Notiziario: La morte dell’Alpino Mario Francescatto

La morte dell’Alpino Mario Francescatto

Inviato sul fronte greco al seguito dell’8° Reggimento Alpini, il Tenente Mario Francescatto prese parte da subito alle operazioni belliche fin dal novembre 1940. L’attacco italiano, che doveva travolgere in poco tempo le difese elleniche, si infranse ben presto di fronte alla resistenza offerta dai soldati nemici, tutt’altro che demotivati e intenzionati, invece, a ricacciare oltre frontiera le truppe invasori. Figlio di emigranti italiani in Belgio, Mario Francescatto fece ritorno nella sua Italia solamente nel 1933, una volta terminati gli studi superiori: e nonostante fosse riuscito a superare gli esami dell’Università di Venezia, decise di optare per un’altra importante istituzione, ovvero quella Regia Accademia di Modena da cui uscirà, tra i primi del corso, nel 1936 con il grado di Sottotenente. Assegnato al Corpo degli Alpini, scoprì di essere un provetto sciatore e scalatore: durante la sua permanenza al Battaglione Cividale, Francescatto prese parte a numerose gare di sci, competizioni sportive a livello nazionale e internazionali, avendo sempre ottimi piazzamenti, soprattutto tra le Penne Nere che vi prendevano parte. Una rovinosa caduta, però, lo costrinse a stare fermo per una frattura al femore.

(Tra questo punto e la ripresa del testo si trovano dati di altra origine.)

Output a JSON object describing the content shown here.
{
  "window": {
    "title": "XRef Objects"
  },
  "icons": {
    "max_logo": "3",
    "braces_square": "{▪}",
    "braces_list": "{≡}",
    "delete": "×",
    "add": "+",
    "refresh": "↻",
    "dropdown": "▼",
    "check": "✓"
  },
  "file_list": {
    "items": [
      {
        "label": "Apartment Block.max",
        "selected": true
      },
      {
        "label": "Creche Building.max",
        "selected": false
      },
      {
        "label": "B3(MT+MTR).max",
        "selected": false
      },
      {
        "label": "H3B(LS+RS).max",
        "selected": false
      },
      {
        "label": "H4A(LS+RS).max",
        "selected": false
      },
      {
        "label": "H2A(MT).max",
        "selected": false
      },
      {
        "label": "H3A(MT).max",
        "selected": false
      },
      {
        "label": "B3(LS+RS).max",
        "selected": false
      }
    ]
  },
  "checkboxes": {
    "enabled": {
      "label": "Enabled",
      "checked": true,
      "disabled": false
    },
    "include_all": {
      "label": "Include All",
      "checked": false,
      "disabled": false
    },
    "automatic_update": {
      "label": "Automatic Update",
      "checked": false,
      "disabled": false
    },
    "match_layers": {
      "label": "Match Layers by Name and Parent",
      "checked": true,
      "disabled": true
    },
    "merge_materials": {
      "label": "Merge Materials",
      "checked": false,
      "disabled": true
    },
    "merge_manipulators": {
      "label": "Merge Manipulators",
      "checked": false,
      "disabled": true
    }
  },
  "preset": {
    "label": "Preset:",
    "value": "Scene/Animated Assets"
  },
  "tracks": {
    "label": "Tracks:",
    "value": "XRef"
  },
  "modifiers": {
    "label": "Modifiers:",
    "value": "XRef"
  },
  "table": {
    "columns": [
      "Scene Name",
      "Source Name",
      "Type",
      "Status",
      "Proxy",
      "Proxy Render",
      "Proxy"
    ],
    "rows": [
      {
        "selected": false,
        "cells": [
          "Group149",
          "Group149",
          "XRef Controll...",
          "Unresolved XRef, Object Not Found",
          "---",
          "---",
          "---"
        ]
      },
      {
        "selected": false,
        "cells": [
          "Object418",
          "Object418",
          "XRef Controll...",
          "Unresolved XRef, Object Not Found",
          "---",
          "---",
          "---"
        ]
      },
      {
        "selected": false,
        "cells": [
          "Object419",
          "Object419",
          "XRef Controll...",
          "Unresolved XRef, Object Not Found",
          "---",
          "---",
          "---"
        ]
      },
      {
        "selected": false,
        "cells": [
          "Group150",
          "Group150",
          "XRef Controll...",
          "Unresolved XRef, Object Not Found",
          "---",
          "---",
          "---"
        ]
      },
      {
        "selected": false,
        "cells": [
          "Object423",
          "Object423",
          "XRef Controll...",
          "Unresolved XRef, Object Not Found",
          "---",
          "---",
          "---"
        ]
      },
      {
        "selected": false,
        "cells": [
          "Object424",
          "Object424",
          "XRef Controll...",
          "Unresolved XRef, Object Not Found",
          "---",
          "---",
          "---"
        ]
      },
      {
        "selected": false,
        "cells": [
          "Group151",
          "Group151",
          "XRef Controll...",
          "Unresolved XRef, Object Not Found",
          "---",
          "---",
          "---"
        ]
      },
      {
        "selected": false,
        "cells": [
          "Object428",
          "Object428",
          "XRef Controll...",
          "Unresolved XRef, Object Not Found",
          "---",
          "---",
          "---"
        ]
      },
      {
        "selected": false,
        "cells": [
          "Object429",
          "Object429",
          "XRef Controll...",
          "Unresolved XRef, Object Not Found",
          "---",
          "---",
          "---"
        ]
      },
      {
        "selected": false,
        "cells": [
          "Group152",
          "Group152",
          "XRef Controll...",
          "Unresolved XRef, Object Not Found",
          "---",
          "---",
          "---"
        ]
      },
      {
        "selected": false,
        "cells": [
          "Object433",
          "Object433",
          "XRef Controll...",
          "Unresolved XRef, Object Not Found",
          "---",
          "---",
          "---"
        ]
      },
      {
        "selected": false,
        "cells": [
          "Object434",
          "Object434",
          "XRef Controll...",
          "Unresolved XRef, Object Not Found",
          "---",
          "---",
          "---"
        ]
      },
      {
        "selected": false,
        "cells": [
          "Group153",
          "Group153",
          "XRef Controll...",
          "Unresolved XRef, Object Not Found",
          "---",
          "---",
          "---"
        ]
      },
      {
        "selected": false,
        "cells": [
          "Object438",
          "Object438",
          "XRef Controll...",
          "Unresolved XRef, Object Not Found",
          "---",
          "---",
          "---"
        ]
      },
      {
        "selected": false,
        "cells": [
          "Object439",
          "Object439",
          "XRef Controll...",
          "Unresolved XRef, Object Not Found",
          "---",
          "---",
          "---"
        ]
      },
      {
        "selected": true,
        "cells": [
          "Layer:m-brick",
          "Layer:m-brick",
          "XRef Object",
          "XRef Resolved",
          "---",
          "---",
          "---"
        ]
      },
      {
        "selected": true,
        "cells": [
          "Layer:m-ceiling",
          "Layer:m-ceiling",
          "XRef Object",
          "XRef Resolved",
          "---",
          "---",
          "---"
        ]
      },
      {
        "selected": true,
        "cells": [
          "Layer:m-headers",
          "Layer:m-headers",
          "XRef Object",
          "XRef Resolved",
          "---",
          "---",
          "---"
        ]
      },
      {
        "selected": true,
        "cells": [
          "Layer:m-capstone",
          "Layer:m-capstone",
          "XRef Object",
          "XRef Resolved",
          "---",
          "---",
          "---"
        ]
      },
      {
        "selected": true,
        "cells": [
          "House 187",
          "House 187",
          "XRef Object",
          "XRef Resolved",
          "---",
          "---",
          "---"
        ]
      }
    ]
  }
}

Ristabilitosi, il Tenente Mario Francescatto venne assegnato al Battaglione Val Natisone, dove assunse il comando della 279a Compagnia. Al momento dell’entrata in guerra dell’Italia, con la sua Compagnia di Alpini venne inviato in Albania in previsione delle operazioni che avrebbero interessato il teatro greco: dall’11 novembre prenderà parte alle operazioni belliche sul nuovo teatro che vide coinvolte le forze italiane. E fin dai primi istanti, il Tenente Francescatto si mise in luce per coraggio e valore. Durante l’offensiva italiana di fine novembre, sebbene ferito durante un attacco, non volle abbandonare il campo di battaglia per infondere il coraggio necessario ai propri sottoposti per il proseguo dell’azione. E poi venne l’attacco del 14 dicembre: i Greci travolsero le posizioni italiane, compresa quella di Mario Francescatto. Ma invece che ritirarsi, continuò a presidiare la mitragliatrice con cui fece fuoco contro le forze avanzanti. Sopraffatto, venne colpito da una raffica nemica, cadendo al suo posto di combattimento.
Alla Memoria dell’eroico Tenente venne così conferita la Medaglia d’Oro al Valor Militare: “Comandante di un Presidio posto a difesa di un’importante sella montana, ne manteneva per tre giorni il possesso nonostante ripetuti attacchi avversari. Sopraffatto da forze soverchianti era costretto a cedere terreno; passato al contrattacco riconquistava valorosamente la posizione e, benché ferito, rifiutava di abbandonare il reparto. In successivo attacco nemico ne contrastava accanitamente l’avanzata finché cadeva colpito a morte. Magnifica figura di soldato e di comandante, fulgido esempio di coraggio e di eroismo. Sella Policani, 20-30 novembre 1940; Shesh i Mali, 14 dicembre 1940.